May 23rd 2010 Home
I’m surrounded by boxes. I’m moving to Queens soon, which means that for the third time in two years, I have to pack my entire life into tiny cardboard cubes. I haven’t been motivated to pack a lot of things yet, so most of these boxes are empty. Kind of like my life.
My new apartment is smaller than this one, and I have a roommate, so I can’t move everything down to New York with me. Things like my bookcases, pots and pans, and couch can go. With the exception of my couch, I can’t throw out or sell many of my items, since my dad, an enthusiastic woodworker, built my bookcases and some of the rest of my furniture. Which means I have to truck it back to my parents’ abode in central Pennsylvania.

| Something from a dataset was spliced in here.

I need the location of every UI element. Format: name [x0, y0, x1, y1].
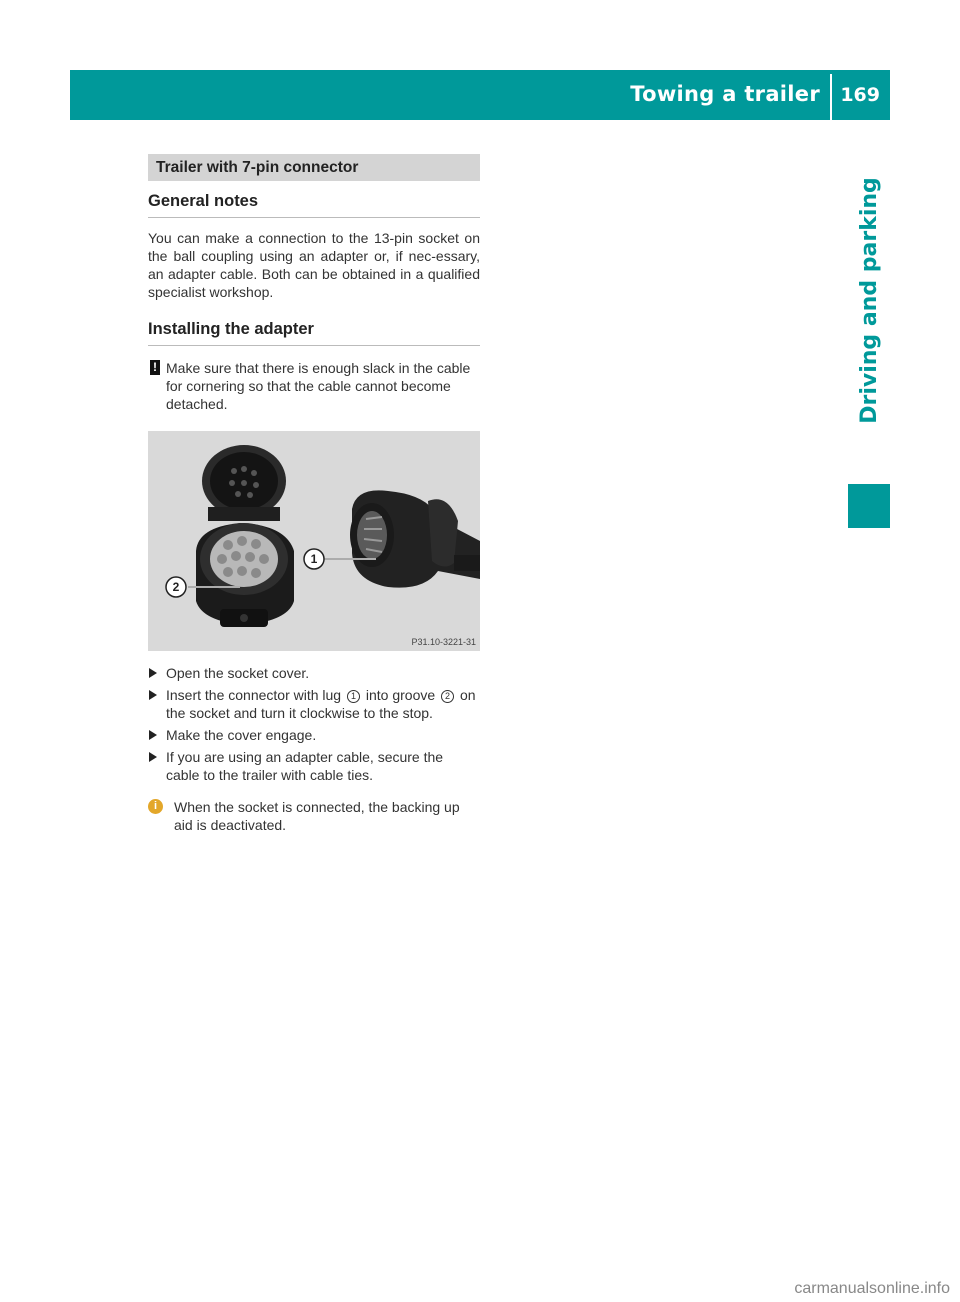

In telling this tale to friends, or thinking about it, I find I keep repeating the phrase, “I have to take some stuff home.” Home. As though my parents’ little house is my home. I haven’t lived there full-time since I left for college six years ago, but I’ve found that in the past two years, whenever I talk of home, I mean my childhood residence. Virginia, upstate New York—it doesn’t matter; for the past two years, home hasn’t been my apartment, the address on my driver’s license—it’s been my hometown.
It hasn’t always been like this. I remember when I was at college, I used the word “home” to refer to my dorm room. The definition is a bit muddled because I went to college about fifteen minutes’ drive from where I grew up, but I distinctly recall thinking of my little dorm room, barely big enough for me and my books, as home.
That’s when it dawned on me: “home” is wherever you feel most comfortable. During college, I felt comfortable at Bucknell, so it was home. I was never as at ease while at grad school in Virginia, and despite all efforts, Troy, NY, never managed to assimilate me. Thanks to my fond memories, Lewisburg, PA, is what I’ve considered to be home the past couple of years.
I’m hoping that I’ll be able to call Queens home.
On a related note, when do you get too old to use your parents’ attic as temporary storage?